My philosophy, if I may be so bold, is that there is beauty in our imperfections when we can accept them and turn them into true worth like: teacheable moments, humility, grace, forgiving and asking forgiveness... In my opinion, these gems, as demonstrated by us and thus passed on to our children, will not only allow them the freedom to be who they are, in all their imperfection, but also help them to cope with our world, with other imperfect people (including their parents), with dissappointments and faillure, with miserable days and with tragedy.

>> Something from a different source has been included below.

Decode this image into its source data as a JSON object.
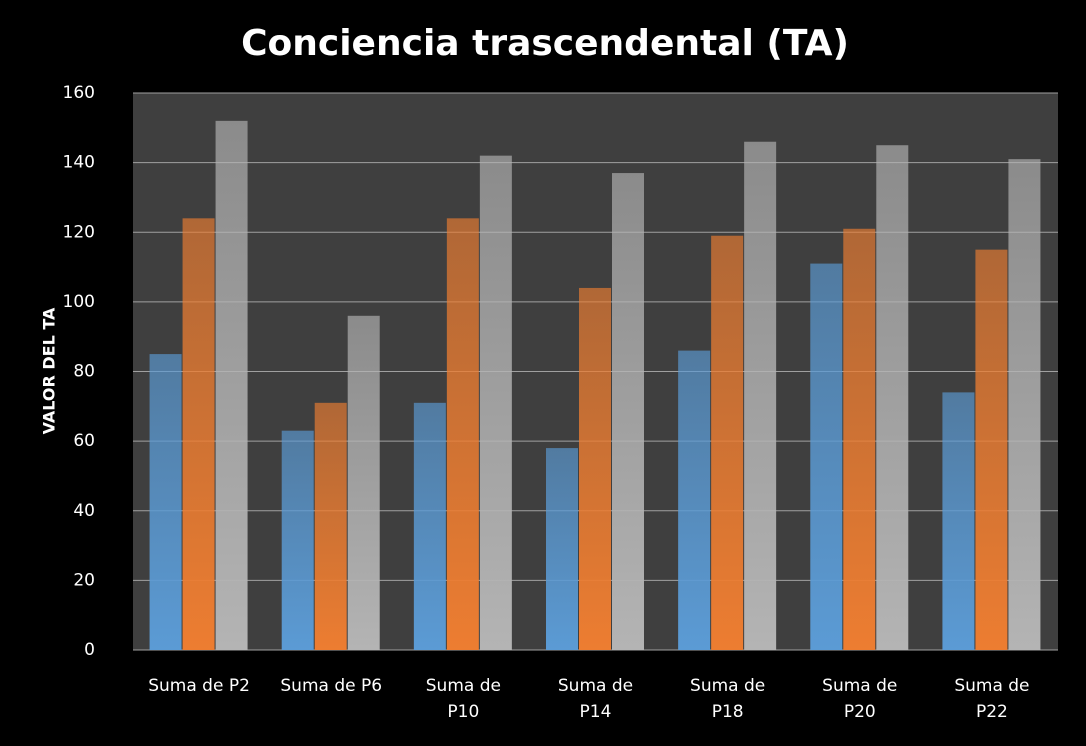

One of my favorite movies is "I am Sam". The message of it was that superior intellect is not necessarily an advantage in parenting. Without love, all our grandeur, our stuff, our status, our plans are as nothing, totally useless. And with love, the rest doesn't really matter. It is so hard for us with our tendencies to want to keep up with the Jones' or propel our kids ahead of the rest or over-controle... to just let go, be free, and love without having to fit them into a hole no one can squeeze into. And secondly to allow ourselves to be who we are and fail and say those second most important words after "I love you" which are "I'm sorry". This should be said often, more often than we think.

Having such and such program or book or regimen will not make our kids superior or happier. All they need, all we need to really prosper is love. Henry Ward Beecher said it this way: "The mother's heart is the child's classroom". That's a nugget worth chewing on!

Another one from the Lover's book is: "love conquers all". Several nights ago, Ivan was being absolutely horrible. He threw a tantrum when I took away a straw we'd been playing with, another tantrum when we brushed teeth, another one when we stopped brushing teeth, again when he wanted to watch a video instead of go to bed... Then as we were reading bedtime stories, only moments later, he looked up at me and kissed me- out of the blue!


We were excited after a huge storm to see wild lighting outside and a double rainbow. We've been reading about rainbows and I was happy for Ivan to see two real ones that night. The rainbows are messages of love after a storm. Sometimes the storms are necessary, they bring rain and strengthen trees and plants while tearing away old or weak limbs. Sometimes they bring devastation, but if we look carefully, there is always new growth that results. Rainbows are a message of love to see the beauty after the storms and remember that over it all, through it all, in it all, there is love and beauty.